Thank you so much for the advice. I ignored the huffing and just went for it and picked him up.... pretty calm and relaxed. Gave him a long bath and he went back into his enclosure without any problems. Still huffs a lot though.

I have to say thank you to all the members who post to peoples questions on this site... most of my questions have been answered by searching the forums. It is really great to have so many people share their expirience and knowledge with others. It has made my life so much easier. Thanks again.


----------



## m3s4 (Aug 30, 2012)

JTV said:


> Thank you so much for the advice. I ignored the huffing and just went for it and picked him up.... pretty calm and relaxed. Gave him a long bath and he went back into his enclosure without any problems. Still huffs a lot though.
> 
> I have to say thank you to all the members who post to peoples questions on this site... most of my questions have been answered by searching the forums. It is really great to have so many people share their expirience and knowledge with others. It has made my life so much easier. Thanks again.



Glad to hear your colombian huffs as much as he does. I have an 8 month old juvenile that has never huffed, and I've had some that will huff at the mere sight of you. 

It's pretty comical when they do it, and it's part of what makes Colombians so cool, imo. 

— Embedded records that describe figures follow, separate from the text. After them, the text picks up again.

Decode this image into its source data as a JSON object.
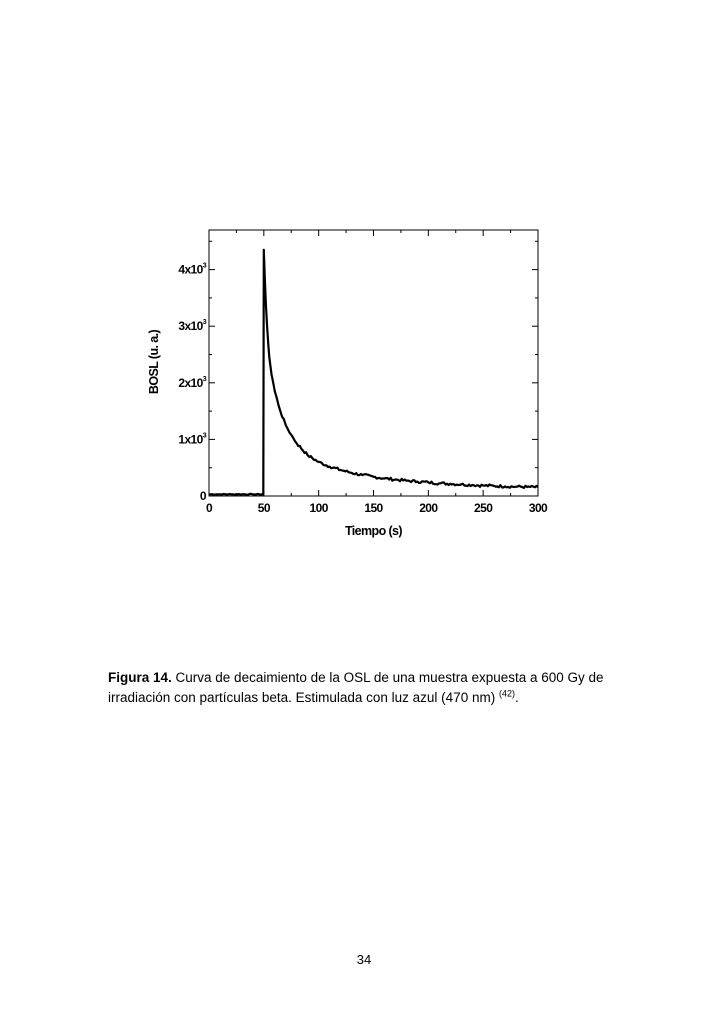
{
  "chart_data": {
    "type": "line",
    "xlabel": "Tiempo (s)",
    "ylabel": "BOSL (u. a.)",
    "xlim": [
      0,
      300
    ],
    "ylim": [
      0,
      4700
    ],
    "x_ticks": [
      0,
      50,
      100,
      150,
      200,
      250,
      300
    ],
    "x_tick_labels": [
      "0",
      "50",
      "100",
      "150",
      "200",
      "250",
      "300"
    ],
    "y_ticks": [
      {
        "value": 0,
        "label": "0",
        "exp": ""
      },
      {
        "value": 1000,
        "label": "1x10",
        "exp": "3"
      },
      {
        "value": 2000,
        "label": "2x10",
        "exp": "3"
      },
      {
        "value": 3000,
        "label": "3x10",
        "exp": "3"
      },
      {
        "value": 4000,
        "label": "4x10",
        "exp": "3"
      }
    ],
    "grid": false,
    "series": [
      {
        "x": [
          0,
          10,
          20,
          30,
          40,
          49.5,
          50,
          51,
          52,
          53,
          54,
          55,
          57,
          60,
          65,
          70,
          75,
          80,
          90,
          100,
          110,
          120,
          130,
          140,
          150,
          160,
          170,
          180,
          190,
          200,
          210,
          220,
          230,
          240,
          250,
          260,
          270,
          280,
          290,
          300
        ],
        "y": [
          30,
          30,
          30,
          30,
          30,
          30,
          4350,
          3800,
          3350,
          3000,
          2700,
          2450,
          2150,
          1850,
          1500,
          1250,
          1080,
          930,
          720,
          600,
          520,
          460,
          410,
          370,
          340,
          310,
          290,
          270,
          255,
          240,
          225,
          215,
          205,
          195,
          185,
          178,
          170,
          165,
          160,
          155
        ]
      }
    ]
  },
  "caption": {
    "label": "Figura 14.",
    "text": " Curva de decaimiento de la OSL de una muestra expuesta a 600 Gy de irradiación con partículas beta. Estimulada con luz azul (470 nm) ",
    "ref": "(42)",
    "end": "."
  },
  "page_number": "34"
}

You might find this an informative thread, if you haven't already:

Colombian tegus: a comprehensive guide


----------



## Tegu Boss (Sep 2, 2012)

When you first get a hatchling tegu how should you handle handing him  (that was supposed to be a joke, but i laughed at myself, not it.) Should you let him get used to you alot before handleing them i mean how often can you handle them without stressing them out?


----------